In America (as elsewhere), we tend to conflate what we do for work with who we are. Don’t believe it. It’s tempting to get an “impressive” day job and then try to be an artist in your spare time. The problem with impressive jobs is that they tend to be stressful and all-consuming. You’ll have little energy left over for your own practice. Instead, look for work that is flexible and emotionally undemanding. I, myself, am a K-12 tutor. I work 12 hours a week and am amazingly able to cover all my bills with those earnings. It’s not an “impressive” job, but it affords me lots of time and mental bandwidth. My clients don’t email me late at night or on weekends, and if sometimes I can’t tutor because of a looming show deadline, they are very understanding.

 
 
 
© Mieke Marple

© Mieke Marple

Big Money ‘B’
Mieke Marple

Make a list of everything that makes you weird and double down on it in your art practice, art business, and art marketing.

– Mieke Marple

 
 

11. Write about your work

Actually, just write in general. As recommended by Julia Cameron in The Artist’s Way, I write three pages of free association each morning. This helps me dump out the chatter in my head so that I can a) more clearly see my own thoughts, and b) unblock access to my subconscious. Writing is one of the best therapeutic tools I know and—yes—your art practice needs its own form of this. In addition to preparing you for studio visits, writing about your work will help you identify subconscious motives at play inside it. And once you’ve unearthed these, you can return to your work with greater awareness and intentionality.
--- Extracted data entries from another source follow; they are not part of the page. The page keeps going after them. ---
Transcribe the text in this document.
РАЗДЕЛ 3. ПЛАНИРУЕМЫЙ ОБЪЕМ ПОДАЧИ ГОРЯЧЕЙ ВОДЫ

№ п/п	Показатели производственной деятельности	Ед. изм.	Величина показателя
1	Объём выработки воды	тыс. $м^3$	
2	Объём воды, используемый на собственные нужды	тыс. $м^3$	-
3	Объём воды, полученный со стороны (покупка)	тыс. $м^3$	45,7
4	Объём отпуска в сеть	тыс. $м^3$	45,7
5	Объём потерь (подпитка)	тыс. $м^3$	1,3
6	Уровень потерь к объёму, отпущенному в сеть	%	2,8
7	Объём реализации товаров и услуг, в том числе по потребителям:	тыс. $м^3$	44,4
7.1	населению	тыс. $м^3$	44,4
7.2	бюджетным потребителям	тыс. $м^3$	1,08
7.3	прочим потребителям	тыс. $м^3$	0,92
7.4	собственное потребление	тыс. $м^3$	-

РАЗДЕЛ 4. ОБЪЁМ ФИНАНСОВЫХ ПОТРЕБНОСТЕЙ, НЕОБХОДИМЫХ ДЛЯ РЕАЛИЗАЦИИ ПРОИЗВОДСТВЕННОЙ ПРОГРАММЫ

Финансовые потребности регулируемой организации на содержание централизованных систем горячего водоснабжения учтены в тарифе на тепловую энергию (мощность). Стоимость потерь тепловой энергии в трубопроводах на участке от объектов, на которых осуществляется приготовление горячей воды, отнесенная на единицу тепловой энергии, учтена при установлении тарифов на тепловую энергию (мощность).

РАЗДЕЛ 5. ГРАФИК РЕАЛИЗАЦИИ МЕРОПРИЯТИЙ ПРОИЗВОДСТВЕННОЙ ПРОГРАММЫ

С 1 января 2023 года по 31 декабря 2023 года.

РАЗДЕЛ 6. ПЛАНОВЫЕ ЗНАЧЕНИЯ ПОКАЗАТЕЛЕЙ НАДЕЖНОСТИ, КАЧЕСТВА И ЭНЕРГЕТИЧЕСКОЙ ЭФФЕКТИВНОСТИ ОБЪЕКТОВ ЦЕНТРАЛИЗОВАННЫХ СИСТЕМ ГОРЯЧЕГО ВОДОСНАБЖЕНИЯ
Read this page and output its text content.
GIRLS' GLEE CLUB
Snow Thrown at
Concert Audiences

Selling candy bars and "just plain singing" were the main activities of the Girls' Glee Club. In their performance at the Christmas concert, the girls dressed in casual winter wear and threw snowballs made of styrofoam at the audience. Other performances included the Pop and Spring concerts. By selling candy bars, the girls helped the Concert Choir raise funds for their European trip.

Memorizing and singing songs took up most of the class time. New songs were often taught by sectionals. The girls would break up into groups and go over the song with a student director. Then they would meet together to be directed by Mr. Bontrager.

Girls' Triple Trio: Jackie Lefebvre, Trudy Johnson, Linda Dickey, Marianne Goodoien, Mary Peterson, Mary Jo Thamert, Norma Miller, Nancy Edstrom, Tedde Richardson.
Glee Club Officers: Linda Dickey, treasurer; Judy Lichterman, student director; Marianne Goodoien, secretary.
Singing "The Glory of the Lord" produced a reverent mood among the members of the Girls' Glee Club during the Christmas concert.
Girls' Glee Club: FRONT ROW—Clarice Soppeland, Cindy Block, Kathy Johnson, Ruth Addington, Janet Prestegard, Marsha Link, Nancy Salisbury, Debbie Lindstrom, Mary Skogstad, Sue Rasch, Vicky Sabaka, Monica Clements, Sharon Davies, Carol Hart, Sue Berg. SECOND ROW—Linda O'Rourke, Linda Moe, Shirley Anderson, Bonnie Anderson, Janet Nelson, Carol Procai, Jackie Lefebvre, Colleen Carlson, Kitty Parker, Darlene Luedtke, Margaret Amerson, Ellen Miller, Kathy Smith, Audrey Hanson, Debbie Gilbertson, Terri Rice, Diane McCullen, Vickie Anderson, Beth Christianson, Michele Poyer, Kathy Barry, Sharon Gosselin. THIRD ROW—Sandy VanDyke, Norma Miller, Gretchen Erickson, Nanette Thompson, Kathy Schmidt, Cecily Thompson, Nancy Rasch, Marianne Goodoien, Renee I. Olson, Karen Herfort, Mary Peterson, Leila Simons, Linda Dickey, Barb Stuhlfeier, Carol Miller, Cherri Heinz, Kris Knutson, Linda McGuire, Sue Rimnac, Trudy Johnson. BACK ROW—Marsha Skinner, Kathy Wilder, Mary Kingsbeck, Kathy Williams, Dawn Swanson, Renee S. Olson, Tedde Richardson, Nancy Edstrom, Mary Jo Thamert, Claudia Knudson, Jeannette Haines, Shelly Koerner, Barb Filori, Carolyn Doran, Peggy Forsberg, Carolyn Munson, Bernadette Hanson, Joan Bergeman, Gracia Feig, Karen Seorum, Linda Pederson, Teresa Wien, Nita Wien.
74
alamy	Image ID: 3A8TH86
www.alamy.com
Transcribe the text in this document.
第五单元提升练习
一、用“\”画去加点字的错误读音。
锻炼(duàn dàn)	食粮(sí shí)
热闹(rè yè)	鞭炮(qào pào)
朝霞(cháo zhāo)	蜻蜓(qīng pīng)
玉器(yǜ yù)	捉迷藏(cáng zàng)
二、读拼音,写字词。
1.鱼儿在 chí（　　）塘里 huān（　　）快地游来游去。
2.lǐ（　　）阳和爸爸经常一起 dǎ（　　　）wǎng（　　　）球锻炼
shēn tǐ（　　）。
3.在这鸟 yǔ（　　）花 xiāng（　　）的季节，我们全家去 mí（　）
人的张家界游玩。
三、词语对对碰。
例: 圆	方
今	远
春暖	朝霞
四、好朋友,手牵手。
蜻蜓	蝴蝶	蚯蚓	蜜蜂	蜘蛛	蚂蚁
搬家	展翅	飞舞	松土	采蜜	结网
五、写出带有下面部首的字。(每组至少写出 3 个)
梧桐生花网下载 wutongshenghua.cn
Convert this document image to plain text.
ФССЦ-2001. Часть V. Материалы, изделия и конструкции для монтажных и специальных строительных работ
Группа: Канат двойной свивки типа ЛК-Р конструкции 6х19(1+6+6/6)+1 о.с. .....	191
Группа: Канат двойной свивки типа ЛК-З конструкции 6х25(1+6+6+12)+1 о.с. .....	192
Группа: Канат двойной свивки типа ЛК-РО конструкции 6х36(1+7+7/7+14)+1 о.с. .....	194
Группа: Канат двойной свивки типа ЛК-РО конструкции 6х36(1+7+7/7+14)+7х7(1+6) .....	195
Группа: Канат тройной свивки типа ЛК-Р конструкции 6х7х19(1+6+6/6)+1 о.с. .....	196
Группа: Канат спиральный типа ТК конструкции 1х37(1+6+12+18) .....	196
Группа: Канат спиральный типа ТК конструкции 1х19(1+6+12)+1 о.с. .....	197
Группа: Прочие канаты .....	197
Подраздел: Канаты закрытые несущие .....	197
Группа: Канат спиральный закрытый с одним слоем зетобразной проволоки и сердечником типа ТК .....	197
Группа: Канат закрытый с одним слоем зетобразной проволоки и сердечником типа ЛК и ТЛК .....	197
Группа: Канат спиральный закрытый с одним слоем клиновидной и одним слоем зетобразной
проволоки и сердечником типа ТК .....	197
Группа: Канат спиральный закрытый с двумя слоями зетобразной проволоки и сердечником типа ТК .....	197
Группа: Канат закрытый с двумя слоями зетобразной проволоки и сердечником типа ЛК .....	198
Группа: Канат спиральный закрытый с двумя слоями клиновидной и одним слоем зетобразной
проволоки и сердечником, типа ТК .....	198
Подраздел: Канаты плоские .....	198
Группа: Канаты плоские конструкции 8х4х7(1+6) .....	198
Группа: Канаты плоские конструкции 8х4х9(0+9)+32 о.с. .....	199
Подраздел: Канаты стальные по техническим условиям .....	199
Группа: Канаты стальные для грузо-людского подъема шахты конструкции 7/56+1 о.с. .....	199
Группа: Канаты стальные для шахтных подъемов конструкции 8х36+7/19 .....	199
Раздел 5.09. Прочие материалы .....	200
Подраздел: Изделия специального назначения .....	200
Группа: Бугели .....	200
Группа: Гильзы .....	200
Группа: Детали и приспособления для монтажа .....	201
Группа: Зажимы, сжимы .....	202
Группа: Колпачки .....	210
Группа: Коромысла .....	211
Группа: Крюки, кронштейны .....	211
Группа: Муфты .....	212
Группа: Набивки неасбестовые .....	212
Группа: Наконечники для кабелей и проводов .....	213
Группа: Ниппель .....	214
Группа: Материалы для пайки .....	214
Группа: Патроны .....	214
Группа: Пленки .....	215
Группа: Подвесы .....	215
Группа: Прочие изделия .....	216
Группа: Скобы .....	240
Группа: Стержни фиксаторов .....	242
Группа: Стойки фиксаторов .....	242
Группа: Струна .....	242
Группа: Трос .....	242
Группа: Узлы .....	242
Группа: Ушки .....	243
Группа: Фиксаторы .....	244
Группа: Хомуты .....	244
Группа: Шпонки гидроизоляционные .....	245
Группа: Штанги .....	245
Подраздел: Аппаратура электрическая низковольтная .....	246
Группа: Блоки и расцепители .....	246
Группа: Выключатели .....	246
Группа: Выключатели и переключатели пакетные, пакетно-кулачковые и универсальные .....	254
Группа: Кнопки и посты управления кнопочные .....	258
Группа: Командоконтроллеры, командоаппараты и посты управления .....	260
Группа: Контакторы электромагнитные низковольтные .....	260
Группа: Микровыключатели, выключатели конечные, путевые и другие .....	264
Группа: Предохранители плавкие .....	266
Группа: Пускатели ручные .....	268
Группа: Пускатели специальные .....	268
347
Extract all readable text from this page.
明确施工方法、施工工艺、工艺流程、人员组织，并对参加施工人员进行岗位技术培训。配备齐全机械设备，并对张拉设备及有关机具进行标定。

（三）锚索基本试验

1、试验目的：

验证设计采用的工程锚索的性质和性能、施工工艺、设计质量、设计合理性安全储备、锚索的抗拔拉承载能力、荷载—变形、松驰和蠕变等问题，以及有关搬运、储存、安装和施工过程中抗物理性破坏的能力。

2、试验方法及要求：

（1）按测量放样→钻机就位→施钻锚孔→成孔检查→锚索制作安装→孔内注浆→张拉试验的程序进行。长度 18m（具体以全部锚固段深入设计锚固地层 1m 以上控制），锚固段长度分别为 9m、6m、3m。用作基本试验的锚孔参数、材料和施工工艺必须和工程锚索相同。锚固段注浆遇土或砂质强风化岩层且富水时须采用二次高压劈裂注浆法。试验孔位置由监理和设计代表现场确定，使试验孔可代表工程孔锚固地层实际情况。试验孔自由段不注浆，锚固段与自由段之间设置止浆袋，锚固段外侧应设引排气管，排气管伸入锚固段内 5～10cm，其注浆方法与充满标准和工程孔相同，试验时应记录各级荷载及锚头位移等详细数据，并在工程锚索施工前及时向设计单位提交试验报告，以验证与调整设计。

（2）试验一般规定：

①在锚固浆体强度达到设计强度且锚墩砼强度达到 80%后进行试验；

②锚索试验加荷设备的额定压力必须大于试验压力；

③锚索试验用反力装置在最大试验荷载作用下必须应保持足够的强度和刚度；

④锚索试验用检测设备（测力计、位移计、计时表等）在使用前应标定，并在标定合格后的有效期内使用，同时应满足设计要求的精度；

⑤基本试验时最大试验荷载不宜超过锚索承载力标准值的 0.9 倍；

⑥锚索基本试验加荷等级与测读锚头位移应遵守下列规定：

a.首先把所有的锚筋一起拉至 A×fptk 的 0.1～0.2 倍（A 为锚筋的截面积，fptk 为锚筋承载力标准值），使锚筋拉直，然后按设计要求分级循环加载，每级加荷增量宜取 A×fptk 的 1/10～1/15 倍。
12. Lean into what is unique about you

If you follow nothing else, follow this. Make a list of everything that makes you weird and double down on it in your art practice, art business, and art marketing. If you don’t know what makes you weird, here’s a trick: what do you feel shame around? Oftentimes, we feel shame around that which we believe alienates us from others. We feel shame around physical disabilities, learning disabilities, mental illnesses, fetishes, our weight, our finances, our race, our gender orientation, our gender identity, as well as silly things like, say, a love of The Bachelor

Here are some things I have felt varying degrees of shame around: not making art for 10 years while being an art dealer, walking away from a successful gallery to be an artist, living with my parents for 2 ½ years during this transition, my attraction to men in drag, my love of rainbows and bright colors, my love of wigs and costumes, my desire to be photographed, my desire to write explicit material, my financial history, my love of working with children and teens. I felt shame about these things because they didn’t match up with the supremely confident, supremely hetero, supremely “not strange” business maverick I thought I needed to be to earn others’ love and respect. Yet, when I finally allowed myself to do all the childish, matronly, silly, performative, and even perv-y things that I previously thought of as shameful or beneath me, I ended up in a much better position to earn others’ love and respect than before. This was not because others were into the same things as me, but because they could sense, on an intuitive level, the freedom from shame I exuded in every stroke of my paintbrush or click of my keyboard—a freedom that fosters a sense of abundance in both my life and theirs.